A autoridade tem se mantido vigilante a casos relacionados a existência de acordos de exclusividade, especialmente a acordos de fato por empresas dominantes que podem resultar em exclusão de mercado. Inclusive, o Tribunal do Cade anunciou, recentemente, acordos nos setores de entrega de alimentos on-line e academias, sinalizando a importância das medidas preventivas adotadas anteriormente nesses casos, bem como a tendência crescente de fiscalização nos mercados digitais.

O Cade tem obtido excelentes resultados em investigações de condutas unilaterais, o que mostra que está atento às tendências antitruste nesse assunto. Nesse sentido, podemos esperar que investigações de condutas unilaterais estejam entre as prioridades de fiscalização da autoridade de defesa da concorrência.

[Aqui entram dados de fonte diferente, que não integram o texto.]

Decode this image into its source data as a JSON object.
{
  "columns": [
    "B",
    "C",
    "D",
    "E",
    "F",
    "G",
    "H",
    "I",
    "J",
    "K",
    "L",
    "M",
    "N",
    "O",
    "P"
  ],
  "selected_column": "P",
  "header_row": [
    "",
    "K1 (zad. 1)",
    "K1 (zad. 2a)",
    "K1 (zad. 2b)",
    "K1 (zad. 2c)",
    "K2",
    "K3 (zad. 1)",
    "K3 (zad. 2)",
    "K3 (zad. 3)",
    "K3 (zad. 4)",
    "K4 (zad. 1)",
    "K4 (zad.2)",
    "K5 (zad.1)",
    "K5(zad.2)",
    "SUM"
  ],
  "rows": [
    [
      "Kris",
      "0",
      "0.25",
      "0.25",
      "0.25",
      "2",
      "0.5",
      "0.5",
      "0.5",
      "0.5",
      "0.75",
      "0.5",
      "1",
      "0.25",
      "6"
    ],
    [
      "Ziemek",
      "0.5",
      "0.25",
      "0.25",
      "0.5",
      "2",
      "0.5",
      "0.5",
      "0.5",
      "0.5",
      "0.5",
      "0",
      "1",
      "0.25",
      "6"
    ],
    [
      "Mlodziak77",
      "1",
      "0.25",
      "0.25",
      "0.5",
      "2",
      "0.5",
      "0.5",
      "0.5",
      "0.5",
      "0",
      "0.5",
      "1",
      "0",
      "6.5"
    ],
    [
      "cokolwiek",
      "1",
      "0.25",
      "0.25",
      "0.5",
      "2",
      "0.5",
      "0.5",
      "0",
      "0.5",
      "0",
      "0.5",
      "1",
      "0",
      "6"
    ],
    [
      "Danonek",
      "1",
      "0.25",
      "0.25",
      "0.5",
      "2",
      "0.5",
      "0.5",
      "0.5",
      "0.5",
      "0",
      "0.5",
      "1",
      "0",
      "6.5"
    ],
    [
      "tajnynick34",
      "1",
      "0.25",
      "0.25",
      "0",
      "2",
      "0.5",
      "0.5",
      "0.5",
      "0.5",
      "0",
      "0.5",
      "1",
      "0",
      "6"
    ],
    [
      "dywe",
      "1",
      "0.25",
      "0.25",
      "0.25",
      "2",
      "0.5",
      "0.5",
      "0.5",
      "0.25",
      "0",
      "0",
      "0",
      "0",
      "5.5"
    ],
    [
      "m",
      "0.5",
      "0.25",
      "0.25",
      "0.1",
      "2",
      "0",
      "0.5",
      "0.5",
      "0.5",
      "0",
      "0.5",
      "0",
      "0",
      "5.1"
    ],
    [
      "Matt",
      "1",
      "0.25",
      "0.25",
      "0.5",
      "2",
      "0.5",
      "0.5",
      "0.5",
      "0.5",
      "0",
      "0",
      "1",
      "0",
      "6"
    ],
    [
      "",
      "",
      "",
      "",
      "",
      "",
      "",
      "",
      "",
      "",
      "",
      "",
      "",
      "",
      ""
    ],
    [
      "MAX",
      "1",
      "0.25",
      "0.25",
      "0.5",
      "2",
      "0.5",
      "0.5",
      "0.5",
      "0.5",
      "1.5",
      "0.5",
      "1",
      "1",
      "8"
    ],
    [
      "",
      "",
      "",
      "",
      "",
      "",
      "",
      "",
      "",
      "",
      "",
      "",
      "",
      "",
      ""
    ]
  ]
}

No que diz respeito ao combate a cartéis, nossa prioridade é aprofundar a cooperação com o Ministério Público, que têm competência legal para conduzir ação penal contra essa prática. O Cade já possui acordos ativos de cooperação técnica com os 27 Ministérios Públicos Estaduais e com o Ministério Público Federal, e o objetivo é fortalecer esses laços com resultados tangíveis em termos de compartilhamento de provas, realização de buscas e apreensões conjuntas e outras iniciativas substanciais para fortalecer a fiscalização pública contra cartéis na jurisdição brasileira.

É importante promover nossa cooperação com outros órgãos governamentais, bem como com o setor privado, a fim de entender melhor como cada decisão afetará o mercado. Portanto, nosso objetivo é transmitir uma mensagem clara aos nossos interessados. Em essência, isso significa que buscamos fornecer transparência em relação à nossa avaliação e nossos procedimentos na medida em que a análise antitruste nos permite.

Preservar um ambiente competitivo e se ater aos objetivos do direito concorrencial em todo o mundo é um aspecto fundamental para que as autoridades antitruste não expandam suas competências além do que previsto na sua missão institucional. Essa é uma discussão atual e muito complexa. Entendo que a participação em fóruns internacionais oferece a possibilidade de dialogar com autoridades de outros países para que consigamos falar a mesma língua na análise antitruste, sem atribuir ao direito concorrencial e à autoridade antitruste tudo aquilo que não é resolvido por outra instituição.